YABU - you are being quite nagging about tiny trivial things. If my DH was half this godd I would be over the moon

edam · 04/01/2009 13:49

I don't think you are being that unreasonable. But then, I am lining up a session to go over dh's recently failings... he's been away for 24 hours, back soon, and I have been very pissed off to discover:

  • a saucepan in the fridge with left-over pasta going bad (hidden behind some large packets so I hadn't seen it). Unhygienic and just wrong - saucepans aren't designed for fridges/no wonder I didn't have enough saucepans last night etc. etc. etc.
  • a load of assorted stuff thrown on the floor of the conservatory AND scissors left on a chair. WHY leave stuff on the floor? I'm not talking one or two books or toys, I'm talking a whole heap of things like micro-diskette thingies, toys, books, paperwork, pens...
  • something else that really pissed me off that I've forgotten about now but will no doubt recall.

I think objecting to the saucepan, scissors and floor-covering are entirely reasonable and will not brook any objections!

Sophiechen · 04/01/2009 13:59

Thanks everyone for your answers. It's helpful, honest.

I can see that it's petty. That's why I posted really.

Can't work out though whether it's over the top to be bothered by those kind of things in the first place, or unreasonable to expect DH to accommodate my uptightness. Both, I suppose?

Am (almost) laughing myself now at the window image. That's exactly what I mean. I feel like some kind of caricature of a nagging wife.

By the way, I did thank him for the three things I mentioned above. We both work hard and are grateful to each other for what we do.

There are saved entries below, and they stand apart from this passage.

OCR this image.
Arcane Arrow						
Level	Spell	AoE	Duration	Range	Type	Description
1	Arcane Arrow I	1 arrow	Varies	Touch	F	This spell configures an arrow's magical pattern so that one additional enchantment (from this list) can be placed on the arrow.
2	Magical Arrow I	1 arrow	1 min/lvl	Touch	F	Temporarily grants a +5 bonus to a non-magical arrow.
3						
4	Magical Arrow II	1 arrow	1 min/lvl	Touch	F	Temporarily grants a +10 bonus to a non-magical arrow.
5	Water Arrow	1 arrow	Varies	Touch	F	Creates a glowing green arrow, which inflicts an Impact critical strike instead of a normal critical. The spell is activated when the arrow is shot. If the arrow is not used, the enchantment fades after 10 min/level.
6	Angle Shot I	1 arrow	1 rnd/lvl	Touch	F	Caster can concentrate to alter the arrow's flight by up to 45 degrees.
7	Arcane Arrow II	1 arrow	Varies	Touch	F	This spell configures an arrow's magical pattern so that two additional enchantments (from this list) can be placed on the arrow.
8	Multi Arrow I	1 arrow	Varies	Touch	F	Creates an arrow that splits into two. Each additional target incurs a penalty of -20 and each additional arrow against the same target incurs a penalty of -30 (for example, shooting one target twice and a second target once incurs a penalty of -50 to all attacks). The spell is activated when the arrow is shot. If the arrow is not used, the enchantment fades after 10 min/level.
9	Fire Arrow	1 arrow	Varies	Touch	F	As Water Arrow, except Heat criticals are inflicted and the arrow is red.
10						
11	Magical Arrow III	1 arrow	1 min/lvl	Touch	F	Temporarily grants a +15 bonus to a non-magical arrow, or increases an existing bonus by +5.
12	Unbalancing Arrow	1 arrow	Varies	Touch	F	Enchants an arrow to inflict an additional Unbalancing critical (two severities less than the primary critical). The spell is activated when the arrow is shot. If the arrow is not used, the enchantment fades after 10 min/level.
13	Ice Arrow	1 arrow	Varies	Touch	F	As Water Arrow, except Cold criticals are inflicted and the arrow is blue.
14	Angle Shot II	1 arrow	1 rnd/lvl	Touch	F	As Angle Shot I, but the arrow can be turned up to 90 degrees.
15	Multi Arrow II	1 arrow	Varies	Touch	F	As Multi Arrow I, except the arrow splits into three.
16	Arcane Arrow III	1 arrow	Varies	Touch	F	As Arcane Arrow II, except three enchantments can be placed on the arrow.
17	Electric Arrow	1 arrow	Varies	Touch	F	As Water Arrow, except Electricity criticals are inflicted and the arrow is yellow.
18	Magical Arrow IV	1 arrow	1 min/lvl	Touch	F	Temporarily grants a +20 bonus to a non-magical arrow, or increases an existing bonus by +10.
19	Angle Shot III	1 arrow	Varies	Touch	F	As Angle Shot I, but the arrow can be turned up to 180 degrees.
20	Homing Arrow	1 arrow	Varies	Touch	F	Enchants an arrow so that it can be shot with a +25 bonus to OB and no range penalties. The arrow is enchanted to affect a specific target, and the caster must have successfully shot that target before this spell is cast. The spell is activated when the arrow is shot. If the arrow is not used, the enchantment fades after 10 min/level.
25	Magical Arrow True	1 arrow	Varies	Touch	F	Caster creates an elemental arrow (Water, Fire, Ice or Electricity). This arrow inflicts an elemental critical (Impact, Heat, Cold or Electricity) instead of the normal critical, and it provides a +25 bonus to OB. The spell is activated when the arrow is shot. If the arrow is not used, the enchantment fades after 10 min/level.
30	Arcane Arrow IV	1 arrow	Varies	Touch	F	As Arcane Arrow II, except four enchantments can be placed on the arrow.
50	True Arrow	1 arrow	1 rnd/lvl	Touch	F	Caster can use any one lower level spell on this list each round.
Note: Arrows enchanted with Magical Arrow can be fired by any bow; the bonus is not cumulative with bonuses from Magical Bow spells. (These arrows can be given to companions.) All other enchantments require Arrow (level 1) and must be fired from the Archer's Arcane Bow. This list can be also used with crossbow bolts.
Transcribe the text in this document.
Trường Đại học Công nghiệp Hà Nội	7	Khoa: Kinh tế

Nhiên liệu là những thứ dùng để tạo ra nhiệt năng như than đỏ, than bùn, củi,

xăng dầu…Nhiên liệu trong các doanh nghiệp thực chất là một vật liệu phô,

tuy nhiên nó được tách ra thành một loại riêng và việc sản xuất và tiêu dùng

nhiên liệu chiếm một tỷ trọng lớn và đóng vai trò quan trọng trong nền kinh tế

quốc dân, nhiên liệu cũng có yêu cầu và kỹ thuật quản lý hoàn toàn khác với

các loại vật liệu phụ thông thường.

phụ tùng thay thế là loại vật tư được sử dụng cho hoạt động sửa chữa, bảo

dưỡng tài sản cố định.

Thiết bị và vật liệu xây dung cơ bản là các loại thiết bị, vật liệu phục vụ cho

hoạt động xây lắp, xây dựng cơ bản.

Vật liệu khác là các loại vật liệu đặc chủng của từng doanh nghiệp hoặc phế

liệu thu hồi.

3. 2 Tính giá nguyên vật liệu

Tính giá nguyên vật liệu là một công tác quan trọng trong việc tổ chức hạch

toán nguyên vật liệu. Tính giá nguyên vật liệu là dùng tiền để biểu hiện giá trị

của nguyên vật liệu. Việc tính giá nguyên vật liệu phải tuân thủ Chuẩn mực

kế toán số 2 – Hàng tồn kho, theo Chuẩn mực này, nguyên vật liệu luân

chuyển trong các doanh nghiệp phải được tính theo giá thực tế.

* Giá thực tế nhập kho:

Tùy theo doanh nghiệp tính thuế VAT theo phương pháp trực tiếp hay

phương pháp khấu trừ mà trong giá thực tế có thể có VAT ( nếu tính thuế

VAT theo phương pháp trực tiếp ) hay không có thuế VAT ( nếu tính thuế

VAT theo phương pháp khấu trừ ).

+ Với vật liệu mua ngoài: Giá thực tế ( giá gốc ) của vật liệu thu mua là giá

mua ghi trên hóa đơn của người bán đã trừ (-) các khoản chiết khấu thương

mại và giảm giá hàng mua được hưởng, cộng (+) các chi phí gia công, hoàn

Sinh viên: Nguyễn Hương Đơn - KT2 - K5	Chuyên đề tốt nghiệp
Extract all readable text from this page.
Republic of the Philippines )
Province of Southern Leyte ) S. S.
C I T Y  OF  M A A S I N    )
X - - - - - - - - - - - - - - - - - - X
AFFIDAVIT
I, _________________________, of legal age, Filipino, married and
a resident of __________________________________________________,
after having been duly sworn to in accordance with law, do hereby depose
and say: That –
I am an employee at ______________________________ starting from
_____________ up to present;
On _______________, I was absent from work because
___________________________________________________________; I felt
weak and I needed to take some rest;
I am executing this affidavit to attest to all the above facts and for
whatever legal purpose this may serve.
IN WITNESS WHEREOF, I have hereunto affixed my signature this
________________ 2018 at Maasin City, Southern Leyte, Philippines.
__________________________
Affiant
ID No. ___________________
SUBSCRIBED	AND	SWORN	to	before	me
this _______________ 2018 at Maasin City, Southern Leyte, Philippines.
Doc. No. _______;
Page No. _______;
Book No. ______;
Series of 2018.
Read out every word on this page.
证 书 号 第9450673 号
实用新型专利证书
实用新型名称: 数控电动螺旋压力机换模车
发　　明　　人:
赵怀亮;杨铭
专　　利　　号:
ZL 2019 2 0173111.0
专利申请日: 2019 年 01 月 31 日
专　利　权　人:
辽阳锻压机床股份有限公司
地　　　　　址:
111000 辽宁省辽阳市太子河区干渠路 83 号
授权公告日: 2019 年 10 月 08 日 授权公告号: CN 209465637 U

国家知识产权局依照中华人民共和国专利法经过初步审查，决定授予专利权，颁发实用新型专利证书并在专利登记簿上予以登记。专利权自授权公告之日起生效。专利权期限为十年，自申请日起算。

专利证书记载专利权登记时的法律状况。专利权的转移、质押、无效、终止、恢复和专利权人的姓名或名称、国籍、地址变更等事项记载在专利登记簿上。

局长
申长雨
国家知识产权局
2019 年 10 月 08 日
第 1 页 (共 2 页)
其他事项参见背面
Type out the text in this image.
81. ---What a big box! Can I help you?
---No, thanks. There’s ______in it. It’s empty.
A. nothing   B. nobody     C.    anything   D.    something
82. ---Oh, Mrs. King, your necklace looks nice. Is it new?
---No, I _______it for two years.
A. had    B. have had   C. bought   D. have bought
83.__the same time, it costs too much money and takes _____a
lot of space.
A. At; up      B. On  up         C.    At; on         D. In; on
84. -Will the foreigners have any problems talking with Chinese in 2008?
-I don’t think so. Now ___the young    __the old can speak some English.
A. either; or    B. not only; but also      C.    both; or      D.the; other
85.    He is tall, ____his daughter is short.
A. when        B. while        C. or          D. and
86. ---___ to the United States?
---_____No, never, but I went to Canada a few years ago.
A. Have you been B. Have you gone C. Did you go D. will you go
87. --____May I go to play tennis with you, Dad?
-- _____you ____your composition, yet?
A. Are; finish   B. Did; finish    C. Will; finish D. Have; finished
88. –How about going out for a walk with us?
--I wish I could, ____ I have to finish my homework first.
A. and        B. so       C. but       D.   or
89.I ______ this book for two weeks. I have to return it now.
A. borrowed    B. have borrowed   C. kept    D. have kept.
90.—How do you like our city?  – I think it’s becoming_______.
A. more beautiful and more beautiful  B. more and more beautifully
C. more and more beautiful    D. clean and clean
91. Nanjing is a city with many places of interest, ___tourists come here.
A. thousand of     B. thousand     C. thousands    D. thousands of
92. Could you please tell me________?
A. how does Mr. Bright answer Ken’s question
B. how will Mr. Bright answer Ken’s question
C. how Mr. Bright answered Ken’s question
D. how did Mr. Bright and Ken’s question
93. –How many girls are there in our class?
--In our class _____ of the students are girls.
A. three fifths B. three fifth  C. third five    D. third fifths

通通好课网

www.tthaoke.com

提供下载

I'm sorry about your DH, peanutbutter, and hope you can make things more the way you want them. Yes, life is too short to "moan about silly things", but that doesn't mean women should have to be excessively grateful just their partners actually are partners, IYKWIM.

OP posts:
Sophiechen · 04/01/2009 14:01

...just THAT their partners actually are partners...

OP posts:
daizydoo · 04/01/2009 15:04

I've feel like I've been nagging recently. My chief gripe at the moment is that DH used a coat hanger to unblock the loo last week. The said coat hanger is still on the bathroom floor despite being nagged at least once aday to throw it out!! Its driving me mad

kslatts · 04/01/2009 15:08

YABU about the first 2, but I would need to comment on the 3rd one.

dittany · 04/01/2009 15:17

This reply has been deleted

Message withdrawn at poster's request.

edam · 04/01/2009 15:53

Right, I told dh about the saucepan and he tried to argue that we just had different points of view. I said my point of view was that if he tried it again he'd be hit over the head with a frying pan Tom and Jerry stylie. I think we've got that one sorted...

compo · 04/01/2009 15:57

I think it's great he did the shopping, cleaned the kitchen floor and went out on the bike with ds

Leo9 · 04/01/2009 16:06

I agree you should keep your nose out and leave the poor bloke alone! He was doing the shopping, cleaning and teaching his kid to ride a bike for goodness sake!!!!! It's not that you should be so grateful for what he's doing that it doesn't matter how it's done but what he is doing is perfectly adequate; I doubt it would have occured to more than one in a million people to worry about ds having his outdoor shoes on in the trolley......

So yes, YABU and you need to take one or two big steps back and chill out!

Ambi · 04/01/2009 16:10

I'm sure we all get frustrated at trivial things - I know I do, but in answer to your question yes a little nagging.